Peter Chiswick

Personal information
- Full name: Peter John Henry Chiswick
- Date of birth: 19 September 1929
- Place of birth: Plaistow, Essex, England
- Date of death: August 1962 (aged 32)
- Height: 5 ft 10 in (1.78 m)
- Position: Goalkeeper

Youth career
- 1946–1954: West Ham United

Senior career*
- Years: Team / Apps / (Gls)
- 1946–1947: Colchester United / 11 / (0)
- 1946–1956: West Ham United / 19 / (0)
- 1956–1957: Gillingham / 14 / (0)
- Margate
- Barking
- Total:  / 44 / (0)

= Peter Chiswick =

English footballer

Peter John Henry Chiswick (19 September 1929 – August 1962) was an English professional footballer who played as a goalkeeper in the Football League for West Ham United and Gillingham.

Chiswick initially signed amateur terms with Colchester United in 1946, while also registering for West Ham's colts team. His performances during the 1946–47 season saw West Ham sign Chiswick professionally, but he had to wait until 1954 to have his first taste of first-team football. After 19 league appearances, Chiswick left the club in 1956 to join Gillingham. Here, he made 14 appearances, and later turned out for Margate and Barking.

==Career==
Born in Plaistow, Essex, Chiswick hailed from Wivenhoe, Essex. He signed for nearby Southern League side Colchester United as an amateur on 14 July 1946. He was also registered to West Ham United's colts team. Following in his father's footsteps as a goalkeeper, Chiswick made 15 appearances for Colchester during the 1946–47 season, and his performances impressed enough that West Ham decided to offer him a professional contract in July 1947. Colchester asked to keep Chiswick for the 1947–48 season, but West Ham declined and Chiswick continued his development in their Football Combination and Eastern Counties League teams.

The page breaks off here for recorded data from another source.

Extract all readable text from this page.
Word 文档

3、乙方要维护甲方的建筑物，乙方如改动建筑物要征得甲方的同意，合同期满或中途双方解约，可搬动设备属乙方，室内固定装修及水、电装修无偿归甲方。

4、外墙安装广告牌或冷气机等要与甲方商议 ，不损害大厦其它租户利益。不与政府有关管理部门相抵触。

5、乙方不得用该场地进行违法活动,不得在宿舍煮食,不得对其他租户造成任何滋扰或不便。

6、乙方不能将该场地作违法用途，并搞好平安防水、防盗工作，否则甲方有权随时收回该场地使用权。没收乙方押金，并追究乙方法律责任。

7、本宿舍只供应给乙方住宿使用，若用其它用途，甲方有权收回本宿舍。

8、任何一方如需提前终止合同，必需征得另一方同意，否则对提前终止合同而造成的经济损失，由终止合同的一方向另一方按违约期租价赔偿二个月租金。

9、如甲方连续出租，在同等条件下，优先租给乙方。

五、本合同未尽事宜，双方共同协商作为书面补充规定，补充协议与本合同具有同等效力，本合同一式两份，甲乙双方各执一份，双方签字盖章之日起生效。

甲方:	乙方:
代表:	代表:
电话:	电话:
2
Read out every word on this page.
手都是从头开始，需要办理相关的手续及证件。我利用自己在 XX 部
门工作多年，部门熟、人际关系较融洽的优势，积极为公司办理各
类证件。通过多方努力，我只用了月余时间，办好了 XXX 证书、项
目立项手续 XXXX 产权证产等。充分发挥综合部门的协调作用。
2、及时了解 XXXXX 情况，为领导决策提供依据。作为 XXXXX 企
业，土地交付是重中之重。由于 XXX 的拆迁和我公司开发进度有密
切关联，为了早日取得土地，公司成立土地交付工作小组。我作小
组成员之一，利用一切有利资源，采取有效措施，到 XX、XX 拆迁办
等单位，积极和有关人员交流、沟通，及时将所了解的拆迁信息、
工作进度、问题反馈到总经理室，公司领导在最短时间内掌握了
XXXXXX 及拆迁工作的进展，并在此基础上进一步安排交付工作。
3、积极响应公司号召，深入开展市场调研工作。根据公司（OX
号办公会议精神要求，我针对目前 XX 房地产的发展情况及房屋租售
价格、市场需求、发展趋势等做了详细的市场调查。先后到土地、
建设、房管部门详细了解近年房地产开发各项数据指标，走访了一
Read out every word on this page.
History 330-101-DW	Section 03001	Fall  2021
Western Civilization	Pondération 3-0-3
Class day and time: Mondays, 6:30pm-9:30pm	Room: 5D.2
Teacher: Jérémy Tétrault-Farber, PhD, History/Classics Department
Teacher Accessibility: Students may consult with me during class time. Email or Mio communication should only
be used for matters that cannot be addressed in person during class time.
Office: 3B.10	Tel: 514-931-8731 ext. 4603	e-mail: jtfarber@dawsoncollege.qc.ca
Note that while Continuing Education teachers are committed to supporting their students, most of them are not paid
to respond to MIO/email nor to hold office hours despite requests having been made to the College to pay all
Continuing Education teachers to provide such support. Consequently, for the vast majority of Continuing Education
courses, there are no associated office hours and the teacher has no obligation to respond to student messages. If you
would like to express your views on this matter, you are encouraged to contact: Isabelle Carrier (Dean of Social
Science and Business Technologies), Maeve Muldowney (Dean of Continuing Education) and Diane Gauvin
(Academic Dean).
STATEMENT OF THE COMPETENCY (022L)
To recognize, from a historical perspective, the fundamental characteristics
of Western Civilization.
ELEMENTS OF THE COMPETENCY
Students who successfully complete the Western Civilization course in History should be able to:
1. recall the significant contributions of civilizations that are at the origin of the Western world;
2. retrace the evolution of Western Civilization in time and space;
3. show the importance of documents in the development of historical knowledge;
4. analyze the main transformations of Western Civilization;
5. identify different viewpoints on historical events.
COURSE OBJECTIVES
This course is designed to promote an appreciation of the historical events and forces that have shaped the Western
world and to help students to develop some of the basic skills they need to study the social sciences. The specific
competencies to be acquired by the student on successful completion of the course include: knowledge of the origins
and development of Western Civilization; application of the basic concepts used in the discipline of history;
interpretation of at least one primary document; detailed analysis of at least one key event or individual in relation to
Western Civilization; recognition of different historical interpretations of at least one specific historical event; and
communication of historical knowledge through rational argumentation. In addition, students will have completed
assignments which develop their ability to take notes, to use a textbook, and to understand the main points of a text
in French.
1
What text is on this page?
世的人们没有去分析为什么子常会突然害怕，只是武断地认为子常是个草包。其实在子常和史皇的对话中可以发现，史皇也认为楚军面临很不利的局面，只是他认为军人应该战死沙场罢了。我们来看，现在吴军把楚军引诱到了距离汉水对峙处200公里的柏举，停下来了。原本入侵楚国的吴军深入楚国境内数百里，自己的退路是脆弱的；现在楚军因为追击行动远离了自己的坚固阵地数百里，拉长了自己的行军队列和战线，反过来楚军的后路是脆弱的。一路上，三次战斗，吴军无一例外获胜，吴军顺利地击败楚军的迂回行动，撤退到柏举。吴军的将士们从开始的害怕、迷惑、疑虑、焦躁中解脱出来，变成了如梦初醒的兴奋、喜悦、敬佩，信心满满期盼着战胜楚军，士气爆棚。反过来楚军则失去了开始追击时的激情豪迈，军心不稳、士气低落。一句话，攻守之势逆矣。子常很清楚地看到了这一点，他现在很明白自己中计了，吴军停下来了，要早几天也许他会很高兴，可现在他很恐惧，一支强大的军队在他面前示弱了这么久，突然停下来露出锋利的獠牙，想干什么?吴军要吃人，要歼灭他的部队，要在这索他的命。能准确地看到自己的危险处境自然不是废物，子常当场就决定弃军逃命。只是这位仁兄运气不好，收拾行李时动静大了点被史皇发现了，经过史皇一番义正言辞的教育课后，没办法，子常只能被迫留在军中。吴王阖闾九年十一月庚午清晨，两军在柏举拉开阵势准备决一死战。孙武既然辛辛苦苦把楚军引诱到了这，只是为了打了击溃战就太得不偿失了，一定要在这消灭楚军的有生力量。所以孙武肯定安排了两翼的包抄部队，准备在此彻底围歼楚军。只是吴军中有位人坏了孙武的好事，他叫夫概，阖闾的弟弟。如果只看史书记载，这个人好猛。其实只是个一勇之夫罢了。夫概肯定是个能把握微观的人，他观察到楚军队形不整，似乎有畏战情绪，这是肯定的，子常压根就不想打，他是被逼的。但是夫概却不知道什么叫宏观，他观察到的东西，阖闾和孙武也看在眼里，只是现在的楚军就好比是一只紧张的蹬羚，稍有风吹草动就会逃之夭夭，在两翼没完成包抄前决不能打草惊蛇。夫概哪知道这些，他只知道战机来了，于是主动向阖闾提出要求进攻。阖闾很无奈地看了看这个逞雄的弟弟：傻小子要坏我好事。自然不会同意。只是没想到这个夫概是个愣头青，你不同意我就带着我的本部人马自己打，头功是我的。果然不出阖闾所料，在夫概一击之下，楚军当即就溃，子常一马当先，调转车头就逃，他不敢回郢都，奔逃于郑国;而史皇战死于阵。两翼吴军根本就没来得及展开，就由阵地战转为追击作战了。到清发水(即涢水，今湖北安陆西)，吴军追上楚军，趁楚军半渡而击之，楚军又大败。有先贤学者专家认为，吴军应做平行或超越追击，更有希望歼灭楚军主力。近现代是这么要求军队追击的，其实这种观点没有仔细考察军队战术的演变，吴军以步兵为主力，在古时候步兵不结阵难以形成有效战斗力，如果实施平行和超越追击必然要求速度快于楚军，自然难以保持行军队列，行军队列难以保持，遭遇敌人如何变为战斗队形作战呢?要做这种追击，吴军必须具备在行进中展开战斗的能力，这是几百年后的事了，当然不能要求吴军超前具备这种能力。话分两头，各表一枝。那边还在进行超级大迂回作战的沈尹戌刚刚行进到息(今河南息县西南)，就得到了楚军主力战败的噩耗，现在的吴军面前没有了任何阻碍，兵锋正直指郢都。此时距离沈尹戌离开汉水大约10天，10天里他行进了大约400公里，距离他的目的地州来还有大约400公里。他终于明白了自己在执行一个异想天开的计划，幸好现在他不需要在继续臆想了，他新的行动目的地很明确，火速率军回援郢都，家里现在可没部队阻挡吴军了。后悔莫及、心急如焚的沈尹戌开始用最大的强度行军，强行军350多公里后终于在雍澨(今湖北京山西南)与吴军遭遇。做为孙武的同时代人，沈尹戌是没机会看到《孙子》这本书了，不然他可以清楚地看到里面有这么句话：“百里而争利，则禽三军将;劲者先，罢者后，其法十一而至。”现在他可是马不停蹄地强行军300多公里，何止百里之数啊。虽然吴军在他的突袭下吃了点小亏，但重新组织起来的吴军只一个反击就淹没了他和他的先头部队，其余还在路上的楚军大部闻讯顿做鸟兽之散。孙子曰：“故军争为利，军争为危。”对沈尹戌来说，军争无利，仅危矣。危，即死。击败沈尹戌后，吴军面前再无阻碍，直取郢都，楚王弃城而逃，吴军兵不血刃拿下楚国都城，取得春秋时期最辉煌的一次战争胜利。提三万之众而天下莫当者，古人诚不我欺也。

Chiswick finally made his West Ham and Football League debut on 6 February 1954 as his side defeated Leeds United 5–2. He made 19 consecutive appearances from the latter stages of the 1953–54 season and the early part of the 1954–55 season, before losing his place in the starting line-up.

For the 1956–57 season, Chiswick moved to Third Division South side Gillingham, where over the course of the season, he made 14 league appearances. After this season, Chiswick remained in Kent with Margate, before becoming player-coach at Barking. He died in August 1962 from a throat infection.